We won’t bother you with any of the plot details, such as they are – the world is threatened by an incredibly dangerous thing that’s being hunted down by an incredibly dangerous man and his incredibly dangerous team of henchpersons. Standard fare. It has to be getting to the end of Cruise’s M:I run simply because it’s becoming increasingly difficult to raise the stakes any higher. And how can one man cope with all this stress? If the world sits on the brink of ending one more time you get the impression that Ethan Hunt might just let it happen just so the poor bloke can get a day off.
The cars, though, that’s what you want to know about isn’t it? There are some, so that’s promising. The car action in Dead Reckoning Part One is top drawer, actually. It’s visceral, even if the overt BMW sponsorship is wearing a little thin. Though it’s really no worse than Bond shoehorning in a contractually obliged Land Rover-themed car chase, or indeed watching Tom Cruise sprint pointlessly about the place. He’s got a lovely straight back when he goes for it, but seriously – there’ll be another bus in eight minutes.
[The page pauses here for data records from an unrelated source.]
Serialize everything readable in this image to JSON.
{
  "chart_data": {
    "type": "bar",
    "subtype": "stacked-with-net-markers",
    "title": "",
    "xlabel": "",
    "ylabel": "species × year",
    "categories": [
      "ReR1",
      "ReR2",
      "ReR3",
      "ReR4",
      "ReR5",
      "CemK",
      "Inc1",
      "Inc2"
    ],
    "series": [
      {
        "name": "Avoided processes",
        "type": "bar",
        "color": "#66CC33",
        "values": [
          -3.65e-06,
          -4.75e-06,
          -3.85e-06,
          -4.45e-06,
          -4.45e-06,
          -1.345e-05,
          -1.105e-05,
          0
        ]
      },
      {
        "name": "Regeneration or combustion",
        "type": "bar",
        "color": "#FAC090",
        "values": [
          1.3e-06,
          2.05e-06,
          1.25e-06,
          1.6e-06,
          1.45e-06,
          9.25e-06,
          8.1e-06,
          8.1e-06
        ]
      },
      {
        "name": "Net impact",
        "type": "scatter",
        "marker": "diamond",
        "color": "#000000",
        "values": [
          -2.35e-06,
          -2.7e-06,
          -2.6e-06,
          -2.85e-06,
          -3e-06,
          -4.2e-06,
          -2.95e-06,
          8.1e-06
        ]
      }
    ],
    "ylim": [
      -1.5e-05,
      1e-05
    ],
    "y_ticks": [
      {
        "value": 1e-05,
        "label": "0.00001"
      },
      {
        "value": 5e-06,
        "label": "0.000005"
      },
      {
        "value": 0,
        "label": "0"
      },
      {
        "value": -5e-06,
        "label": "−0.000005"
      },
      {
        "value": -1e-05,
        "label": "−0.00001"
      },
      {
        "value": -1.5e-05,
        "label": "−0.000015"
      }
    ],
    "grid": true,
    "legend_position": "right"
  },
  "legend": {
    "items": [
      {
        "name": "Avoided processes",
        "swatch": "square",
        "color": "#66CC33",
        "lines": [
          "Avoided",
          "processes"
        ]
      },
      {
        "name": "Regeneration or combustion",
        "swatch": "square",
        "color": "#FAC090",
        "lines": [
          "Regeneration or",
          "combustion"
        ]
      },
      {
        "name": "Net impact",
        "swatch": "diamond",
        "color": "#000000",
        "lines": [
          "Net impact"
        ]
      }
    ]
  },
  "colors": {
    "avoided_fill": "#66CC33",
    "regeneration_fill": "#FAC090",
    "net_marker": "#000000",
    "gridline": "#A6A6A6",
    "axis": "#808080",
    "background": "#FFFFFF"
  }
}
When he does get to drive, Ethan Hunt is all in, as relentlessly single-minded as he is in all of his other activities. Catching a train on his motorbike is a particular delight, the whole sequence a textbook example for the future on how to whet the audience’s appetite without giving the whole thing away. It’s also a treat to watch Hunt flummoxed by his first EV, though. Probably too busy dismantling a chemical bomb to make the compulsory online training session about how to get the best from regenerative braking.
And we’ve established by now – seven movies in – that Ethan Hunt is something of a daredevil – he makes it clear even in this film that he values the lives of his team members over his own miserable existence (think of it as Chekhov’s chum, trying to create an emotional resonance before everyone gets bumped off in next year’s second part), but it literally wouldn’t kill him to put a seatbelt or crash helmet on once in a while.
Above all with this latest Mission: Impossible movie is the sense that everyone involved is having a riotous laugh doing it. Stars like Hayley Atwell or Pom Klementieff chew up the scenery in grand style alongside some of the more regular faces, and with every crunch to the face or head-on collision with a riot van you get the impression that this was the best day to be in the office ever. This all looks particularly stark alongside the more po-faced blockbusters we’ve been faced with so far this summer – perhaps the truly impossible mission Tom Cruise faced was making it all look like so much fun.